A voting system must include a auditable paper component - it's the only way to make the process real to most voters.
And what's with the laundry list of other ways of screwing up elections that Garfinkel puts forth? That's like a certain operating system vendor saying, "Well, gee, it's true our new OS is made of swiss cheese, but look , we've discovered that the desk you have your monitor on sucks, too, so it's okay, right?"
[And I heard that! No snarky comments about whether legitimacy is a good thing in a government - the only thing worse than a legit gov is one that's not...]
Well, the NSA is about 200 years ahead of the rest of the world in mathematical theory.
A complete explanation on how it has been done in at least one place outside the USA is available on the web.

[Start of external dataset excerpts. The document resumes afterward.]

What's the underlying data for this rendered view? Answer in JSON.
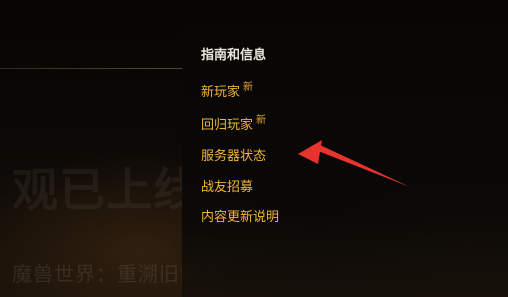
{
  "background": {
    "headline": "观已上线",
    "subline": "魔兽世界：重溯旧章的"
  },
  "menu": {
    "heading": "指南和信息",
    "items": [
      {
        "label": "新玩家",
        "badge": "新"
      },
      {
        "label": "回归玩家",
        "badge": "新"
      },
      {
        "label": "服务器状态",
        "badge": ""
      },
      {
        "label": "战友招募",
        "badge": ""
      },
      {
        "label": "内容更新说明",
        "badge": ""
      }
    ]
  },
  "colors": {
    "accent": "#f2b53a",
    "badge": "#e8a431",
    "heading": "#e8e4da",
    "annotation_arrow": "#e8332e"
  }
}
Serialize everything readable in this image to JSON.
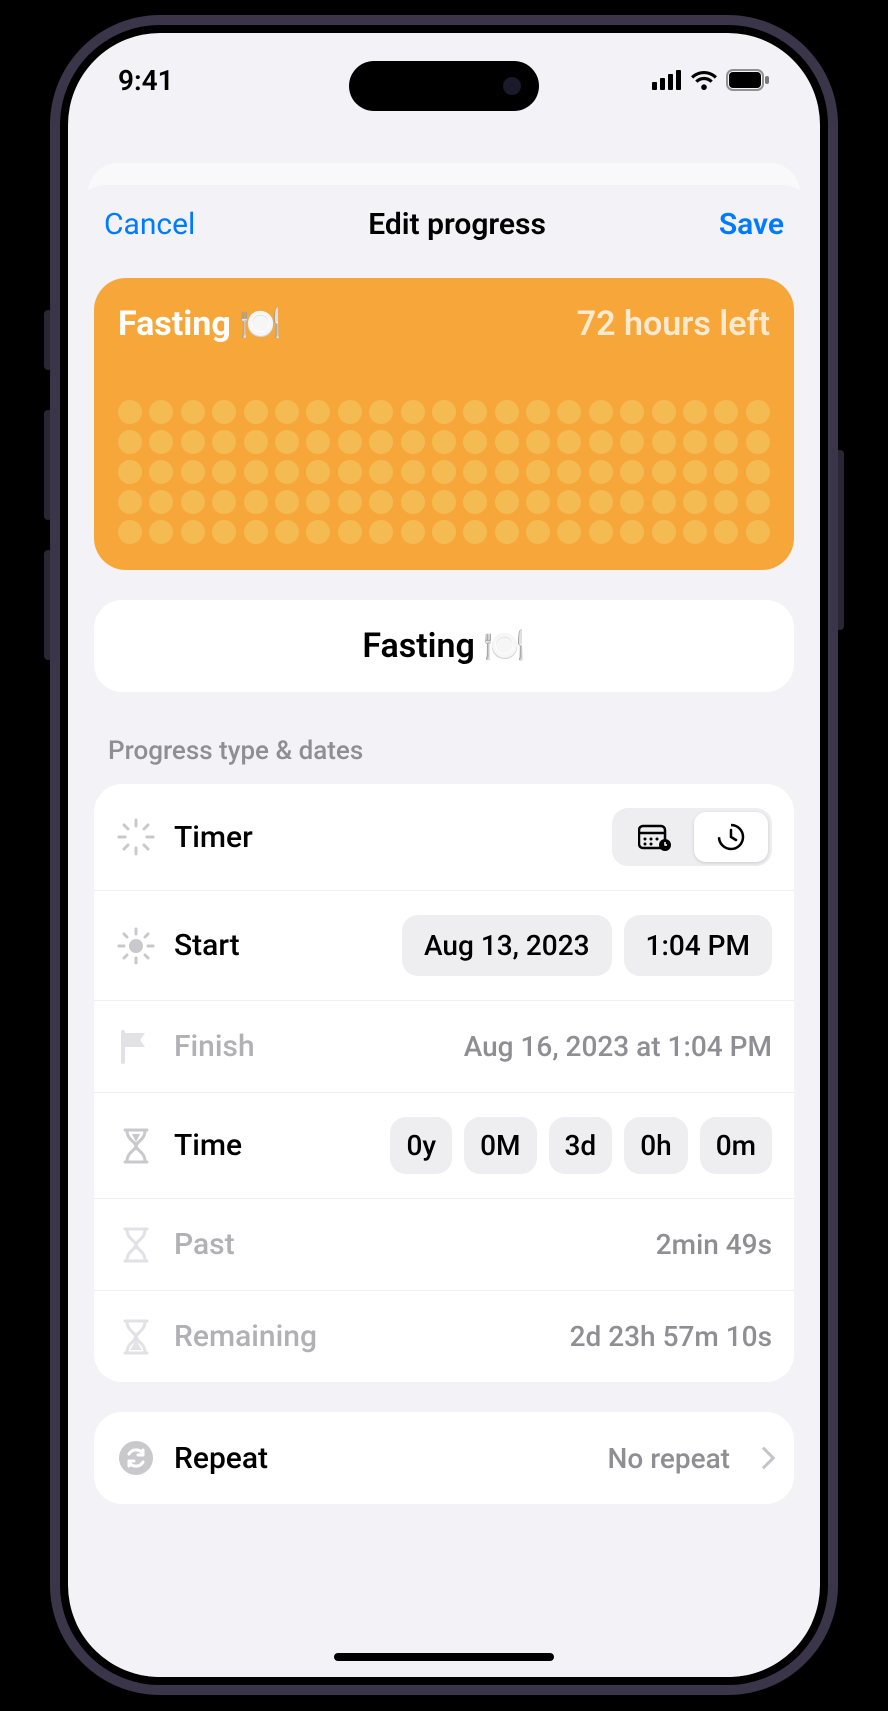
{
  "status": {
    "time": "9:41"
  },
  "nav": {
    "cancel": "Cancel",
    "title": "Edit progress",
    "save": "Save"
  },
  "hero": {
    "title": "Fasting 🍽️",
    "subtitle": "72 hours left"
  },
  "name_card": {
    "value": "Fasting 🍽️"
  },
  "section_label": "Progress type & dates",
  "rows": {
    "timer": {
      "label": "Timer"
    },
    "start": {
      "label": "Start",
      "date": "Aug 13, 2023",
      "time": "1:04 PM"
    },
    "finish": {
      "label": "Finish",
      "value": "Aug 16, 2023 at 1:04 PM"
    },
    "time": {
      "label": "Time",
      "y": "0y",
      "M": "0M",
      "d": "3d",
      "h": "0h",
      "m": "0m"
    },
    "past": {
      "label": "Past",
      "value": "2min 49s"
    },
    "remaining": {
      "label": "Remaining",
      "value": "2d 23h 57m 10s"
    },
    "repeat": {
      "label": "Repeat",
      "value": "No repeat"
    }
  }
}
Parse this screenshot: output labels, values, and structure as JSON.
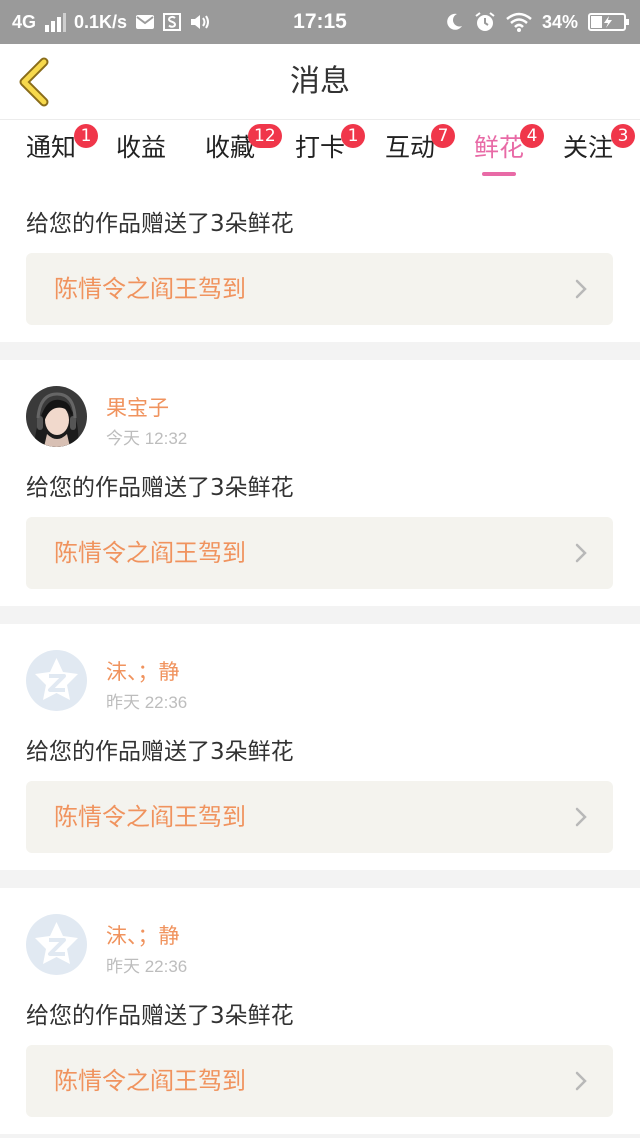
{
  "status_bar": {
    "network": "4G",
    "speed": "0.1K/s",
    "time": "17:15",
    "battery": "34%"
  },
  "header": {
    "title": "消息"
  },
  "tabs": [
    {
      "label": "通知",
      "badge": "1",
      "active": false
    },
    {
      "label": "收益",
      "badge": "",
      "active": false
    },
    {
      "label": "收藏",
      "badge": "12",
      "active": false
    },
    {
      "label": "打卡",
      "badge": "1",
      "active": false
    },
    {
      "label": "互动",
      "badge": "7",
      "active": false
    },
    {
      "label": "鲜花",
      "badge": "4",
      "active": true
    },
    {
      "label": "关注",
      "badge": "3",
      "active": false
    }
  ],
  "messages": [
    {
      "user": "",
      "time": "",
      "text": "给您的作品赠送了3朵鲜花",
      "work": "陈情令之阎王驾到"
    },
    {
      "user": "果宝子",
      "time": "今天 12:32",
      "text": "给您的作品赠送了3朵鲜花",
      "work": "陈情令之阎王驾到",
      "avatar": "photo-avatar"
    },
    {
      "user": "沫、；静",
      "time": "昨天 22:36",
      "text": "给您的作品赠送了3朵鲜花",
      "work": "陈情令之阎王驾到",
      "avatar": "default-qq-avatar"
    },
    {
      "user": "沫、；静",
      "time": "昨天 22:36",
      "text": "给您的作品赠送了3朵鲜花",
      "work": "陈情令之阎王驾到",
      "avatar": "default-qq-avatar"
    }
  ],
  "colors": {
    "accent": "#e86aa6",
    "badge": "#f0364a",
    "name": "#f0935e",
    "status_bar": "#9a9a9a"
  }
}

Interestingly, if you read the whole pdf report linked to, it shows a distinct trend for Greens and Democrats to use e-Voting rather than the paper alternative.
Oh yes, and this system has been mentioned quite a few times in /. comments for the last 2 years.

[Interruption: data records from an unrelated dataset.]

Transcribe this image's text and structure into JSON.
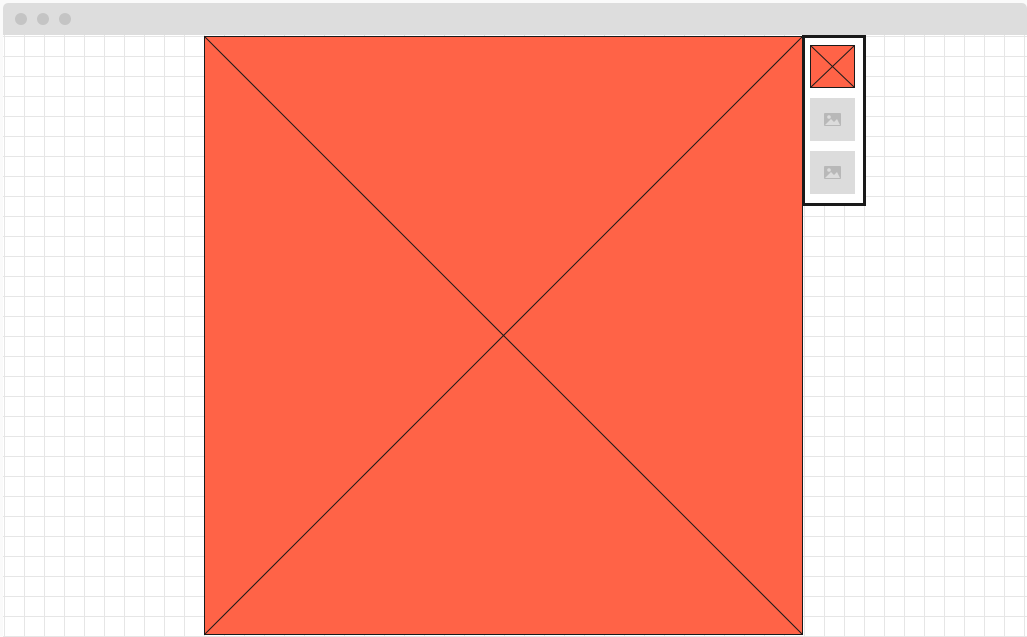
{
  "window": {
    "titlebar_color": "#dddddd",
    "control_dot_color": "#c4c4c4",
    "controls": [
      "close-dot",
      "minimize-dot",
      "maximize-dot"
    ]
  },
  "canvas": {
    "background": "#ffffff",
    "grid_line_color": "#e6e6e6"
  },
  "gallery": {
    "main_image": {
      "type": "image-placeholder",
      "fill": "#ff6347",
      "stroke": "#1a1a1a"
    },
    "thumbnails": [
      {
        "type": "image-placeholder",
        "selected": true,
        "fill": "#ff6347"
      },
      {
        "type": "image-icon-placeholder",
        "selected": false,
        "fill": "#dcdcdc",
        "icon": "image-icon"
      },
      {
        "type": "image-icon-placeholder",
        "selected": false,
        "fill": "#dcdcdc",
        "icon": "image-icon"
      }
    ]
  }
}
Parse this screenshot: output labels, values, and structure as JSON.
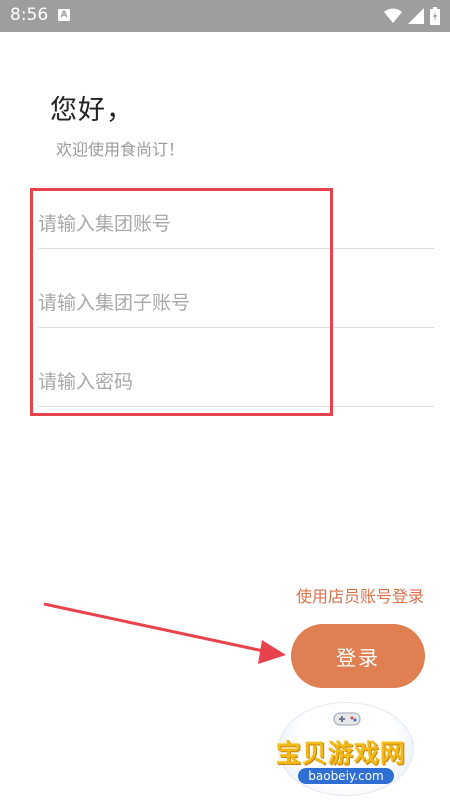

Zoe Brain - Rocket Scientist
chain voting happens when the ballot papers recirculated. They could get round what you suggest by always using box number 1 or getting the willing participant to use a specific box and then using that box to "prepunch" the ballot paper for the next voter. Ie the voter goes in with a premarked vote that he doesn't show until he posts it infront of the vote supervisor and comes out with a blank vote form that he hands over to Mr Dodgy to mark (presumably in exchange for money or whatever.
This unfortunate system works whether you use the computers or not. You do need dodgy operators in the voting hall, which seems to be quite common in Florida and Chicago. I'm not sure it would be real easy to do if the computer will only issue punched votes so Mr Dodgy couldn't get a blank one or mark it himself. I guess he could still do "vote stuffing".

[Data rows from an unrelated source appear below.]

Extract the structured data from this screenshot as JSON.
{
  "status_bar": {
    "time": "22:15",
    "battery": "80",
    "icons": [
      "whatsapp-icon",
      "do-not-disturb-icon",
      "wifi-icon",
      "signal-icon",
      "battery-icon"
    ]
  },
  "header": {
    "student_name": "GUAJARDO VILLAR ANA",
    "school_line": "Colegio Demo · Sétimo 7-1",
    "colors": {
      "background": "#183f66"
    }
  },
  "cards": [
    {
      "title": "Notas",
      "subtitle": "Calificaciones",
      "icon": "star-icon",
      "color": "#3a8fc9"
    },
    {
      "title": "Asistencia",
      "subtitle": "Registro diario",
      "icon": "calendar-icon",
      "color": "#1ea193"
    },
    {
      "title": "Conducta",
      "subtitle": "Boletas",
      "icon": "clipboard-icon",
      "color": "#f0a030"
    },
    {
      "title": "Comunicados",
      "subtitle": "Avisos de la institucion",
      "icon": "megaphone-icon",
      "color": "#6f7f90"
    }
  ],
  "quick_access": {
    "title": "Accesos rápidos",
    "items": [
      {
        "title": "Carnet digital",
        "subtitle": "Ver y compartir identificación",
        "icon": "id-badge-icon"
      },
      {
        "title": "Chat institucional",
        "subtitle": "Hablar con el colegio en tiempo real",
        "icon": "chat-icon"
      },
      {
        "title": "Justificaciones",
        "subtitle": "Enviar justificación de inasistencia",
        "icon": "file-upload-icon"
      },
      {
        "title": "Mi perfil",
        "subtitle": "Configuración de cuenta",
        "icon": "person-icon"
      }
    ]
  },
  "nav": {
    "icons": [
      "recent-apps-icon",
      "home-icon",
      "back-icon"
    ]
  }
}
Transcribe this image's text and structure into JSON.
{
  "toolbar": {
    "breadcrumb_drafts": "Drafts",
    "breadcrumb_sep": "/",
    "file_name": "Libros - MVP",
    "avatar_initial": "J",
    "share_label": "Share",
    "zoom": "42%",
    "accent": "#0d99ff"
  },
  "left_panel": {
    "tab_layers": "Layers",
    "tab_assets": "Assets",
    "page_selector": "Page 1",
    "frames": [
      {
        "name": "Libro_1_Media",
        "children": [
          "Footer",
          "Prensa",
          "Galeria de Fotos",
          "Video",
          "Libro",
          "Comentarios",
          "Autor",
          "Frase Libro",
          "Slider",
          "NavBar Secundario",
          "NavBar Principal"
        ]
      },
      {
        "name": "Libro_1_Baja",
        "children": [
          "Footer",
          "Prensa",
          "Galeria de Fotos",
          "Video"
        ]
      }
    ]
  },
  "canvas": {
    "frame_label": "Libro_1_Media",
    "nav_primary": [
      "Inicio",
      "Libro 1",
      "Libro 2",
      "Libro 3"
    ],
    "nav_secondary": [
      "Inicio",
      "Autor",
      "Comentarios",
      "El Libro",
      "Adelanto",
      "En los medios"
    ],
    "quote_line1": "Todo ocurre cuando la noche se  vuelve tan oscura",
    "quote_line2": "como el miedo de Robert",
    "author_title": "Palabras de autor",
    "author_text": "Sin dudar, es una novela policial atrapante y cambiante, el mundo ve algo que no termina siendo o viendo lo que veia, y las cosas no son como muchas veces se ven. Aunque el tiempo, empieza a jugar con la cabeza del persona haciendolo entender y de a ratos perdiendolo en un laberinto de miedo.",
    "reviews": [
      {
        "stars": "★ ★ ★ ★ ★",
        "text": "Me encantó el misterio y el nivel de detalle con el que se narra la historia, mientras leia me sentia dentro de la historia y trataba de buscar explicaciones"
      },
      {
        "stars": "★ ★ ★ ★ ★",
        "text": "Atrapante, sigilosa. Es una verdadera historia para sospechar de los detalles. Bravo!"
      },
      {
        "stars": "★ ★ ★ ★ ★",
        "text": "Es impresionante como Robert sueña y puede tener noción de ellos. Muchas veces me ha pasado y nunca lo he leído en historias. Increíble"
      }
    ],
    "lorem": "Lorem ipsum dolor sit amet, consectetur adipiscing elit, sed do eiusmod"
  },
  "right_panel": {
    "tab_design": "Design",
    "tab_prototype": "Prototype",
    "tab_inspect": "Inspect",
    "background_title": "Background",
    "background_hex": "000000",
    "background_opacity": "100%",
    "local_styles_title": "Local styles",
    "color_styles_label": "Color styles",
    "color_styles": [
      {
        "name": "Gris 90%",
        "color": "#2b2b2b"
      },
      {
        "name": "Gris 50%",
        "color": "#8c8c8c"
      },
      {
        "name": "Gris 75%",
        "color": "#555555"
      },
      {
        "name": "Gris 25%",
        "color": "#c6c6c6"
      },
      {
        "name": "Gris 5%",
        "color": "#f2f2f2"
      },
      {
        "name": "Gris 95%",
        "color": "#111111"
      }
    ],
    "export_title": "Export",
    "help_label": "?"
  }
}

What happens if you want to change your mind after you've sighted the receipt/printed the ballot? What happens if the polling booth has more votes than people that showed up to vote (stuffing).
I guess you could be given a vote mill key, and that allows one ballot to be printed by the computer you use and if you stuff it up, you have to take back the key and the printed ballot paper, and get issued with new ones. And the keys cannot be used twice without being reset inbetween with a separate machine. Or maybe it would be possible to make once only keys. And you'd get to choose the key from many so that they couldn't link your name to the key to the vote. Like the key could be linked to the vote but not your name.
buying votes can happen when you get a vote confirmation/receipt and can show it to Vinnie outside, who gives you $20 for it. I'm not sure what happens if Vinnie is expecting you to show him your receipt and you put it in the bin inside the voting hall.
-- it must be true, it's on the internet.